Nossa proposta inicial foi trabalhar a percepção da equipe com relação ao trabalho em equipe, para tanto utilizamos perguntas norteadoras para que pudéssemos estar traçando o perfil da equipe e a necessidade da mesma.

Algumas perguntas norteadoras:




  • Trabalho desempenhado no CAPS

  • Prática profissional

  • Integração com a equipe

  • Humanização no CAPS - ad

  • Anseios com relação a Supervisão Clínico Institucional.
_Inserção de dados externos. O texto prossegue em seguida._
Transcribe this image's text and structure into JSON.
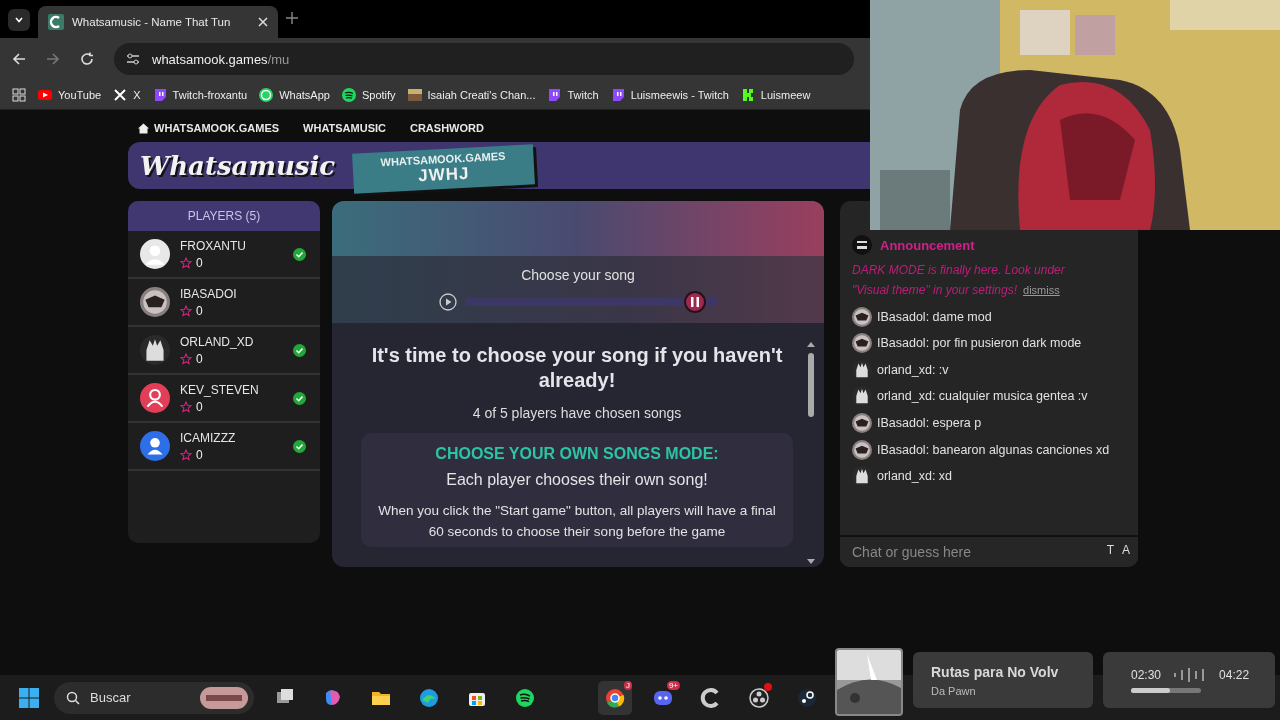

Diante do que foi colhido com as perguntas norteadoras, sentimos a necessidade de estarmos trabalhando sobre:



  • Princípios norteadores do SUS

  • Humanização

  • Trabalho em equipe interdisciplinar

  • Interação da equipe com o serviço de Saúde Mental

No primeiro momento após a aplicação da perguntas norteadoras focamos nossos trabalhos sobre os princípios do Sistema Único de Saúde (SUS), e consequentemente a criação de um suporte para a equipe do CAPS – ad e posterior abordamos sobre a Humanização.
Princípios do Sistema Único de Saúde (SUS)
Universalidade:

  • O SUS deve atender a todos sem distinções ou restrições oferecendo toda a atenção necessária, sem qualquer custo.

Integralidade:

    • O SUS deve oferecer a atenção necessária promovendo ações contínuas de prevenção e tratamento em todos os níveis de complexidade

Equidade:

    • O SUS deve disponibilizar recursos e serviços com justiça, de acordo com as necessidades de cada um, canalizando maior atenção aos que mais necessitam.

Intersetorialidade:

    • Desenvolvimento de ações integradas entre serviços e saúde e outros serviços públicos com a finalidade de articular políticas e programas de interesse para a saúde.

Resolubilidade:

    • O SUS deve ser capaz de dar uma solução aos problemas do usuário do serviço de saúde de forma adequada, no local mais próximo de sua residência ou encaminhando-o aonde suas necessidades possam ser atendidas conforme o nível de complexidade.

Participação Social:

    • É a criação de canais de participação popular na gestão do SUS, em todas as esferas, municipal, estadual e federal, como forma de garantir a efetividade das políticas públicas de saúde através do controle social.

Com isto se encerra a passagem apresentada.